While he was vice principal, he has learned to listen to people as much as he can and to always try to help them learn. “I’ve learned to be a good communicator, listen to people and always try to help them learn from a situation,” he says. “That’s probably the biggest thing I’ve learned, building strong relationships and understanding that in most situations, there’s learning that can occur.”

Mr. Gignac is very excited that he is becoming the new principal. This is especially because in the future, our schools will change and all of the students will be shifted around. West Hills and East Hills will become elementary schools for grades K-5. Middle schoolers will be moved to either Bloomfield Hills Middle School North or Bloomfield Hills Middle School South. Mr. Gignac is excited to have a prominent role when that change will take place.

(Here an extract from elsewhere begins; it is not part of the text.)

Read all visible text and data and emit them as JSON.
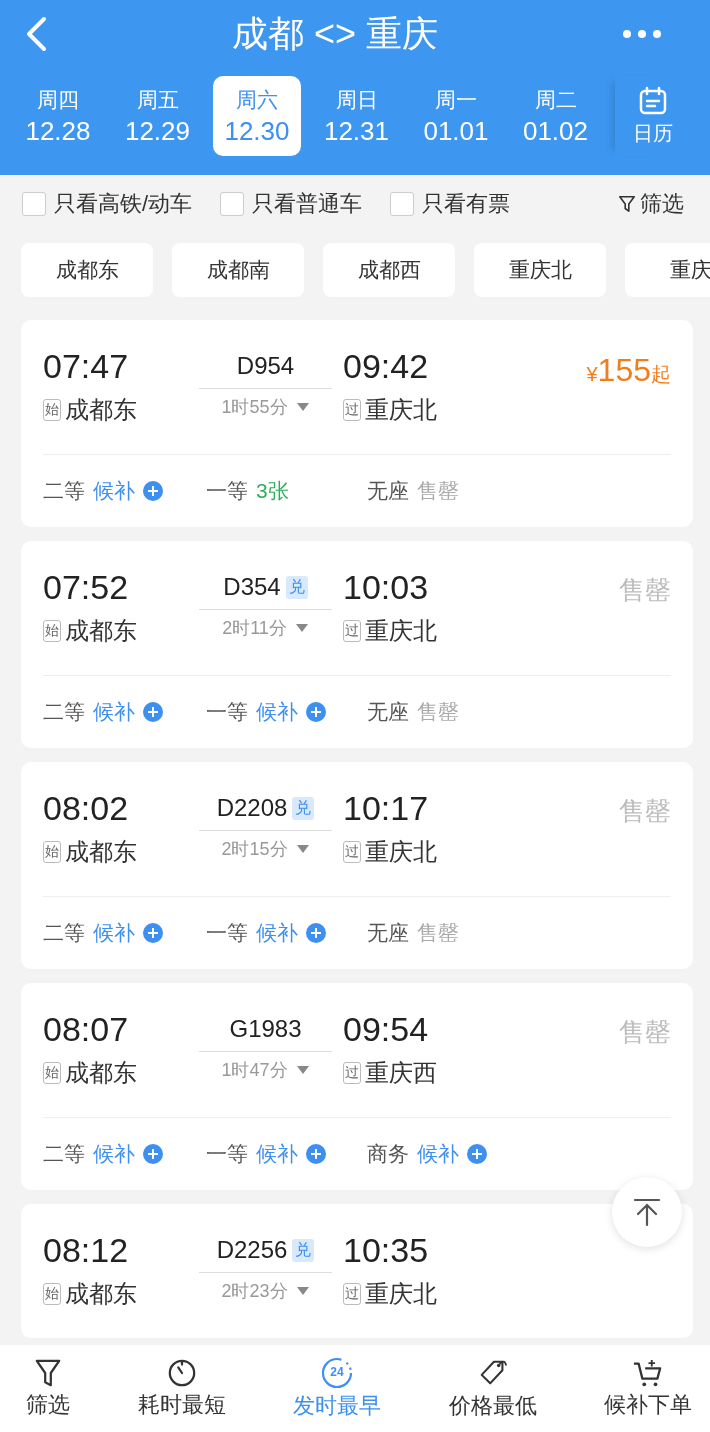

He is also very grateful to be able to work with our community. “I think we have an awesome staff at West Hills and amazing families and students. I feel very lucky to be able to work with the people that I do, with students, staff and families.” He says.

He also believes that when students are harmed, it’s more important to listen to the victim of the situation than to address the attacker. “When a student does something that harms another student, it’s how you respond to that,” he says. “Historically, schools have said something like, ‘you’re suspended’, or ‘you’re in trouble’. There very well could be a consequence, but I feel like what’s more important is what is done to hear from the victim. I’ve done a lot of work in that and that’s the thing I’m most proud of.” 

Mr. Gignac believes that West Hills teaches students to be good people as well as teaching academics. He thinks that the teachers educate students on treating people with kindness and that is something he loves about West Hills.

His visions for West Hills are to continue to develop Learner Profile traits in students. “Having some of the components, like to be critical thinkers, to be knowledgeable, to be open-minded, to be caring, to be balanced. The vision I have is to continue to strive to attain that, and to make sure that we’re all working collectively to give that experience to kids.”

As principal, Mr. Gignac can have more of a voice when discussing the new middle schools. They have been working on construction and planning out the designs. He is happy that he gets to help with that work. He wouldn’t have been able to assist in that if he was vice principal.

He encourages students to keep working hard and stay positive. “I can’t wait until students are back in the classrooms at West Hills every day, and where I can interact with people more often,” he says. I just want to say, keep working hard. This is a temporary thing. This will not be the rest of your school career. Try as best as you can to stay positive, to keep working hard. If you’re having a tough time, talk to a trusted adult. And know that we’re here for you.”